One possible implementation (similar to the link in the second comment) i put in:
def doTrainingOffer(inDataSet: Dataset[Row],
fieldName: String,
training_offer_list: List[(Long, Long, Int, String, String)]):
(Dataset[Row], Option[Dataset[Row]]) = {
println("Doing Training Offer!")
val randomDs = inDataSet
.withColumn("row_id", rank().over(Window.partitionBy().orderBy(fieldName)))
.orderBy(rand)
randomDs.cache()
val count = randomDs.count()
println(s"The total no of rows for this use case is: ${count}")
val trainedDatasets = new mutable.ArrayBuffer[Dataset[Row]]()
var startPos = 0l
var endPos = 0l
for (trainingOffer <- training_offer_list) {
val noOfRows = scala.math.round(count * trainingOffer._3 / 100.0)
endPos += noOfRows
println(s"for training offer id: ${trainingOffer._1} and percent of ${trainingOffer._3}, the start and end are ${startPos}, ${endPos}")
trainedDatasets += addTrainingData(randomDs.where(col("row_id") > startPos && col("row_id") <= endPos), trainingOffer)
startPos = endPos
}
val combinedDs = trainedDatasets.reduce(_ union _)
// (left over for other offer, trainedOffer)
(randomDs.join(combinedDs, Seq(field_name), "left_anti"), Option(combinedDs))
}
And another possible implementation::
val randomDs = inDataSet.orderBy(rand)
randomDs.cache()
val count = randomDs.count()
println(s"The total no of rows for this use case is: ${count}")
val trainedDatasets = new mutable.ArrayBuffer[Dataset[Row]]()
for (trainingOffer <- training_offer_list) {
if (trainedDatasets.length > 1) {
val combinedDs = trainedDatasets.reduce(_ union _)

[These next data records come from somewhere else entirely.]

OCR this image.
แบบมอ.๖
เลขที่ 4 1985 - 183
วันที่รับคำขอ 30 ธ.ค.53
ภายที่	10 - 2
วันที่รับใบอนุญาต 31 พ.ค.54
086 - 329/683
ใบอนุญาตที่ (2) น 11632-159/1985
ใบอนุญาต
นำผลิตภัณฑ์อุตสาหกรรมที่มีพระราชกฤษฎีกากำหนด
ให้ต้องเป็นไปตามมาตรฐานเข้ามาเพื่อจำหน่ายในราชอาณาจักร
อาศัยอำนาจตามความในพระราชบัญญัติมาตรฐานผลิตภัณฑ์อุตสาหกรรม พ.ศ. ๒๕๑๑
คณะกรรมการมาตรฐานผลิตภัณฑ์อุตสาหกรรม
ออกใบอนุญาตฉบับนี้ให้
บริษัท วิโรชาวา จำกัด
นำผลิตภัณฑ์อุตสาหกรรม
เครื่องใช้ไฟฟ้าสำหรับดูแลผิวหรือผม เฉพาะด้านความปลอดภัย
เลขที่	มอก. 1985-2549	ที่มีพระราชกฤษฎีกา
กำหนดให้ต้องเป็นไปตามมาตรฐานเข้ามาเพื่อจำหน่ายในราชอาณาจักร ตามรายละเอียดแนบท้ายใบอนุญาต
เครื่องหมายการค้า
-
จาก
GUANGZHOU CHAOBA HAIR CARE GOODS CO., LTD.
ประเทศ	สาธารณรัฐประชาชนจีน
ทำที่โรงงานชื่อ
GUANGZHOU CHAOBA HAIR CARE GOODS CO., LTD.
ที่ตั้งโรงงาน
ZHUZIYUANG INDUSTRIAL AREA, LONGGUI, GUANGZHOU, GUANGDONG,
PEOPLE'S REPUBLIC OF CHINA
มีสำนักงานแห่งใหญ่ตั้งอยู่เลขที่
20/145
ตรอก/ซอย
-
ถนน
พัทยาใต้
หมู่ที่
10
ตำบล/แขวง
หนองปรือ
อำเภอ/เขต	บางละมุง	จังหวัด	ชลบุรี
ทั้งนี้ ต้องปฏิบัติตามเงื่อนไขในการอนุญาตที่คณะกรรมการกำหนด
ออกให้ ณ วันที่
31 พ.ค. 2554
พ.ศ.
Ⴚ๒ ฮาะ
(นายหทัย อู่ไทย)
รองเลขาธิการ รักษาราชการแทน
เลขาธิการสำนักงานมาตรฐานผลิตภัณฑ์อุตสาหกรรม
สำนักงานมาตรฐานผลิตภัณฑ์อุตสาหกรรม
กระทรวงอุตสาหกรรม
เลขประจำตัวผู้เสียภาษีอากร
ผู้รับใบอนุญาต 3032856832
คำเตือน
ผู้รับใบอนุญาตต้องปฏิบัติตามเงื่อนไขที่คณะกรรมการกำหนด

val remainderDs = randomDs.join(combinedDs, Seq(field_name), "left_anti")
trainedDatasets += addTrainingData(remainderDs.limit(scala.math.round(count * trainingOffer._3 / 100)), trainingOffer)
}
else if (trainedDatasets.length == 1) {
val remainderDs = randomDs.join(trainedDatasets(0), Seq(field_name), "left_anti")
trainedDatasets += addTrainingData(remainderDs.limit(scala.math.round(count * trainingOffer._3 / 100)), trainingOffer)
}
else {
val tDs = randomDs.limit(scala.math.round(count * trainingOffer._3 / 100))
trainedDatasets += addTrainingData(tDs, trainingOffer)
}
}
val combinedDs = trainedDatasets.reduce(_ union _)
// (left over for other offer, trainedOffer)
(randomDs.join(combinedDs, Seq(field_name), "left_anti"), Option(combinedDs))